KUOW Photo/Megan Farmer

This month, Uber and Lyft drivers got a small raise. That’s because a new Seattle law kicked in that increased how much money drivers earn per ride.

It's too soon to know the law's full impact. But drivers say some kinds of rides are now paying more.

Uber driver Papa Diawara says he’s seen a small bump in his pay from Uber. For example, when he drives someone to the airport. Before the law went into effect, he earned $20 or $22 taking someone to the airport. Now he says he earns $26 to $28.

At least, that's true for fares originating in Seattle. When he turns around at the airport to take a new rider back to Seattle, the fare originates in SeaTac, and so doesn't benefit from the Seattle law requiring higher pay.
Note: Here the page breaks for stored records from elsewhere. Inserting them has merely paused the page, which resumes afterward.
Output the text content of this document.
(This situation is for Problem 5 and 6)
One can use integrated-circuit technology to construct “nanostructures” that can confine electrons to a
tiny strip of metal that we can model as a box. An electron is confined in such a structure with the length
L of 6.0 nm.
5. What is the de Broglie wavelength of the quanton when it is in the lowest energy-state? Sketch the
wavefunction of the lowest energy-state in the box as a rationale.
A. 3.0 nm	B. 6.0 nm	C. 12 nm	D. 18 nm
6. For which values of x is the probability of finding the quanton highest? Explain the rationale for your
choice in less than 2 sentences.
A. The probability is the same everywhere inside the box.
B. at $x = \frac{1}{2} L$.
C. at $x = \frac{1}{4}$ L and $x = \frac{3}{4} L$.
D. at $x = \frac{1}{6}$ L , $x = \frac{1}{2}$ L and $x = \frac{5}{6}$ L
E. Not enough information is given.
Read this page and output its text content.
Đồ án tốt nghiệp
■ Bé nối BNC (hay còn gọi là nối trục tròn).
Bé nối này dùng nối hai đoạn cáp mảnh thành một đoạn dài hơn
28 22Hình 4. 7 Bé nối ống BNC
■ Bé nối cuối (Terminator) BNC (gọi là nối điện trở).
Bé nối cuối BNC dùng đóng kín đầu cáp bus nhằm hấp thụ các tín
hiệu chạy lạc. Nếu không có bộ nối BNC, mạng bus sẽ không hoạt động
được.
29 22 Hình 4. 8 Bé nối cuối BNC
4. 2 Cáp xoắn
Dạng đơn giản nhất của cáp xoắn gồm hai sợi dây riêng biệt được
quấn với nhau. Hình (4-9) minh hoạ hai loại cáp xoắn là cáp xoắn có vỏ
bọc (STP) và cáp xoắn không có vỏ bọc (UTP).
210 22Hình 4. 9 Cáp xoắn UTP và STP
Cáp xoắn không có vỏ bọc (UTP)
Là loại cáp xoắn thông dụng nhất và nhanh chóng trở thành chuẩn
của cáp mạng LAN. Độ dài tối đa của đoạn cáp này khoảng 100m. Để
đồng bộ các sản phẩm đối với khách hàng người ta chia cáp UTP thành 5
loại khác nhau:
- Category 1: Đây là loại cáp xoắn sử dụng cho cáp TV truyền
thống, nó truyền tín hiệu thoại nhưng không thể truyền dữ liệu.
Few drivers expect their line of work to be lucrative during the pandemic. Many drivers have stopped driving altogether, fearing being in a confined space with a stranger in the time of Covid-19.

Drivers who have continued working say the small raises help now and will help even more when the economy comes back. Driver Jamel Jara says he notices the increase most when he's giving very short trips.

"Before, sometimes they pay you $2.97 for very short trips," he said. "But starting in January, in Seattle the minimum payment is $5.00. It's a big change."

Jara said it doesn't seem like much, but those short trips add up quickly. Jara said he will use the money to buy food for his family, and for his education (he's studying computer science).

The higher pay is being phased in and will be at full strength by April.

Uber worries the higher fares will scare off riders.

"There's every reason to believe that per trip earning, the amount you're earning going from downtown Seattle to SeaTac, is going to go up because you're earning more per minute, and you're earning more per mile," said Harry Hartfield, an Uber spokesperson.

"The big question is what's going to happen to weekly and monthly earnings," he said. "If you're making more per trip, but you're doing fewer trips, you're not actually making more on a weekly or monthly basis. So we just need to see what the long-term impact is on trip volume before we can see the full impact of the law."

Dave Oehler, a driver with the industry-backed group Drive Forward, also worries that riders will turn away from ride sharing.

“People are going to be like, 'Well, that’s $20, but that used to be $13. Well, I’m just going to take mass transit now. Shoot, or I’m just gonna take one of those scooter bikes.'”

That could actually help in Seattle, as Uber and Lyft vehicles have been found to contribute to traffic congestion, or at least they did before the pandemic.

Most seem to agree that Seattle won’t be able to measure the effect of these pay increases until after the pandemic, when demand for ridesharing services presumably returns.

Seattle Mayor Jenny Durkan pushed for the changes after finding that driver wages, which are part of the gig economy and not subject to minimum wage laws, were paying drivers less than minimum wage, after accounting for business expenses such as gas and wear and tear on cars.